(C) Phap luat & Xa Hoi, ファム・ミン・トゥアンさん 写真の拡大 |
右も左も分からぬまま故郷で起業し、「新参者」扱いされても、がむしゃらに働くトゥアンさんだったが、妻ズンさんによると、当時の彼は心労でかなり痩せていたという。「病気になってしまったら、家族皆が苦しむのだから、うまくいかなかったらやめればいい、と言ったのですが、彼は一度決めたら梃子でも動きません。いつもハラハラしながら見ていました」とズンさんは言う。
農村の人々の暮らしは極めて貧しく、ゴミ収集の僅かな金さえ惜しい生活。住民の半数は同意してくれない。しかし、トゥアンさんの働きかけで、村の人たちは次第にゴミを処理すれば村が綺麗になっていくことを理解し、ゴミ収集を頼むようになっていった。すると、会社の利益も出始め、ようやく事業が軌道に乗った。
村人のグエン・ティ・ホンさんは嬉しそうにこう言う。「以前は村の道がゴミで溢れかえっていて、悪臭で家から出る気がしないほどだったけど、彼の会社のお陰で見違えるように綺麗になって、皆喜んでるよ」。
更に、ゴミ処理会社の設立は、村に雇用ももたらした。1960年生まれの社員ファン・バン・ドゥックさんはこう教えてくれた。「家は稲や芋を育ててますが、作物が育たない時期もあり、年に4~5か月は心底苦しくて、子どもたちを学校にやる金もなかった。でも、この会社ができてから定期収入を得られるようになって、生活が安定して助かっています」。

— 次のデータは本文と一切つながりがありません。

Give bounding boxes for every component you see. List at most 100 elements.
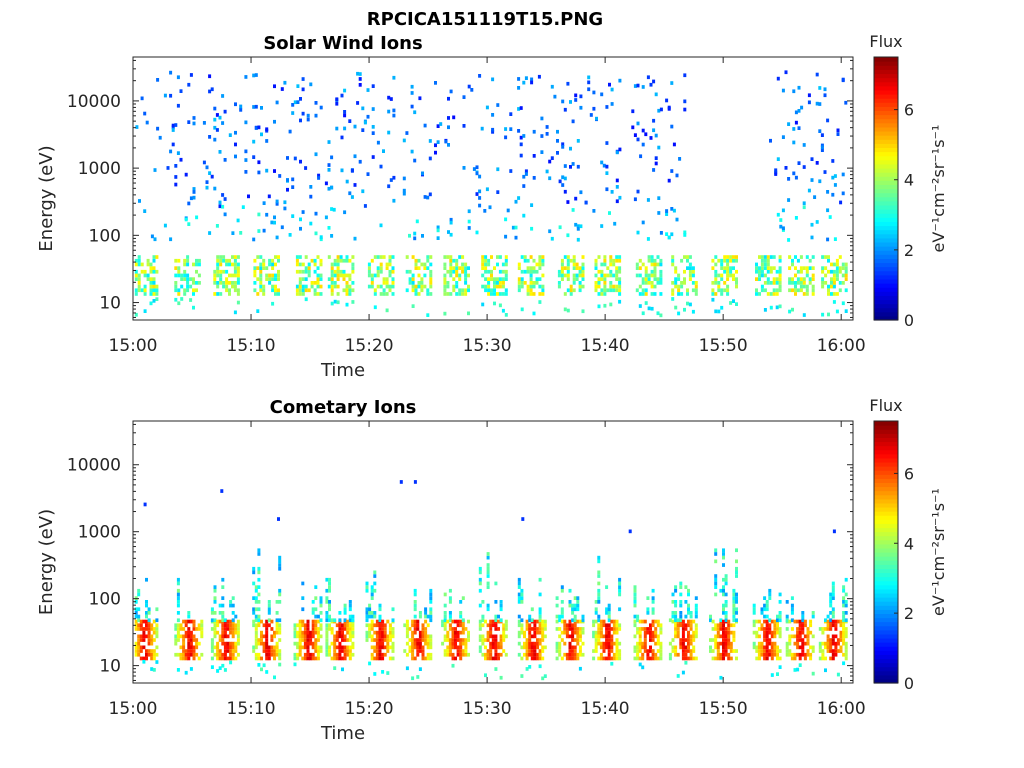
spectrogram-cell: [607, 649, 611, 653]
spectrogram-cell: [778, 592, 782, 597]
spectrogram-cell: [498, 281, 502, 285]
spectrogram-cell: [174, 266, 178, 270]
spectrogram-cell: [426, 641, 430, 646]
spectrogram-cell: [796, 258, 800, 263]
spectrogram-cell: [773, 619, 777, 624]
spectrogram-cell: [301, 623, 305, 628]
spectrogram-cell: [807, 100, 811, 105]
spectrogram-cell: [278, 652, 282, 657]
spectrogram-cell: [454, 619, 457, 624]
spectrogram-cell: [309, 194, 313, 199]
spectrogram-cell: [375, 649, 379, 653]
spectrogram-cell: [341, 667, 344, 672]
spectrogram-cell: [143, 288, 147, 293]
spectrogram-cell: [231, 634, 235, 639]
spectrogram-cell: [555, 596, 559, 600]
spectrogram-cell: [341, 649, 344, 653]
spectrogram-cell: [659, 652, 663, 657]
spectrogram-cell: [578, 273, 582, 278]
spectrogram-cell: [257, 570, 261, 575]
spectrogram-cell: [729, 641, 733, 646]
spectrogram-cell: [692, 638, 696, 642]
spectrogram-cell: [150, 649, 154, 653]
spectrogram-cell: [823, 93, 827, 98]
spectrogram-cell: [830, 277, 833, 281]
spectrogram-cell: [524, 172, 528, 176]
spectrogram-cell: [671, 255, 675, 259]
spectrogram-cell: [722, 592, 725, 597]
spectrogram-cell: [147, 641, 151, 646]
spectrogram-cell: [802, 284, 806, 289]
spectrogram-cell: [330, 273, 334, 278]
spectrogram-cell: [560, 273, 564, 278]
colorbar-swatch: [874, 106, 898, 112]
spectrogram-cell: [411, 284, 415, 289]
spectrogram-cell: [319, 284, 323, 289]
spectrogram-cell: [370, 656, 374, 661]
spectrogram-cell: [462, 124, 466, 128]
spectrogram-cell: [823, 170, 827, 174]
spectrogram-cell: [365, 611, 369, 615]
spectrogram-cell: [152, 266, 156, 270]
spectrogram-cell: [636, 652, 640, 657]
spectrogram-cell: [504, 313, 508, 317]
spectrogram-cell: [563, 266, 567, 270]
spectrogram-cell: [213, 585, 217, 589]
spectrogram-cell: [313, 258, 317, 263]
spectrogram-cell: [711, 281, 715, 285]
spectrogram-cell: [672, 208, 676, 213]
spectrogram-cell: [391, 645, 395, 650]
spectrogram-cell: [714, 638, 718, 642]
spectrogram-cell: [339, 255, 343, 259]
colorbar-swatch: [874, 262, 898, 268]
spectrogram-cell: [391, 292, 395, 296]
spectrogram-cell: [265, 670, 269, 674]
spectrogram-cell: [179, 656, 183, 661]
spectrogram-cell: [210, 87, 214, 92]
spectrogram-cell: [517, 577, 521, 582]
spectrogram-cell: [150, 652, 154, 657]
spectrogram-cell: [831, 175, 835, 180]
spectrogram-cell: [336, 266, 340, 270]
colorbar-swatch: [874, 89, 898, 95]
spectrogram-cell: [152, 649, 156, 653]
spectrogram-cell: [765, 627, 769, 631]
spectrogram-cell: [499, 607, 503, 612]
spectrogram-cell: [481, 652, 485, 657]
spectrogram-cell: [254, 126, 258, 130]
spectrogram-cell: [573, 656, 577, 661]
spectrogram-cell: [683, 277, 686, 281]
spectrogram-cell: [597, 281, 601, 285]
spectrogram-cell: [558, 652, 562, 657]
colorbar-swatch: [874, 192, 898, 198]
spectrogram-cell: [536, 638, 539, 642]
spectrogram-cell: [494, 623, 498, 628]
spectrogram-cell: [295, 258, 299, 263]
spectrogram-cell: [773, 649, 777, 653]
spectrogram-cell: [413, 607, 417, 612]
spectrogram-cell: [333, 652, 337, 657]
colorbar-swatch: [874, 254, 898, 259]
spectrogram-cell: [714, 592, 718, 597]
spectrogram-cell: [216, 623, 220, 628]
spectrogram-cell: [278, 566, 282, 571]
spectrogram-cell: [455, 266, 459, 270]
spectrogram-cell: [200, 652, 204, 657]
colorbar-swatch: [874, 311, 898, 317]
colorbar-swatch: [874, 246, 898, 251]
spectrogram-cell: [796, 269, 800, 274]
spectrogram-cell: [189, 73, 193, 77]
spectrogram-cell: [594, 630, 598, 635]
spectrogram-cell: [481, 614, 485, 619]
spectrogram-cell: [775, 281, 779, 285]
spectrogram-cell: [218, 603, 222, 608]
spectrogram-cell: [208, 171, 212, 175]
spectrogram-cell: [576, 630, 580, 635]
spectrogram-cell: [216, 284, 220, 289]
spectrogram-cell: [842, 603, 846, 608]
spectrogram-cell: [436, 124, 440, 128]
spectrogram-cell: [443, 273, 447, 278]
spectrogram-cell: [714, 581, 718, 586]
spectrogram-cell: [421, 623, 425, 628]
spectrogram-cell: [265, 168, 269, 173]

別れ間際、トゥアンさんは改まって、私たちにこう言った。「現在ゴミ収集は周辺の5つの村で実施されていますが、更に他の村にも広げようとしています。収集区域拡大にあたり、私たちはクインリウ県内にゴミ処理場を建設する計画です。そのゴミ処理場でバイオ肥料を生産し、周辺農家に安く販売するんですよ」。彼の事業は、村を美しくするだけでなく、村人の生活向上に大いに役立っていくことだろう。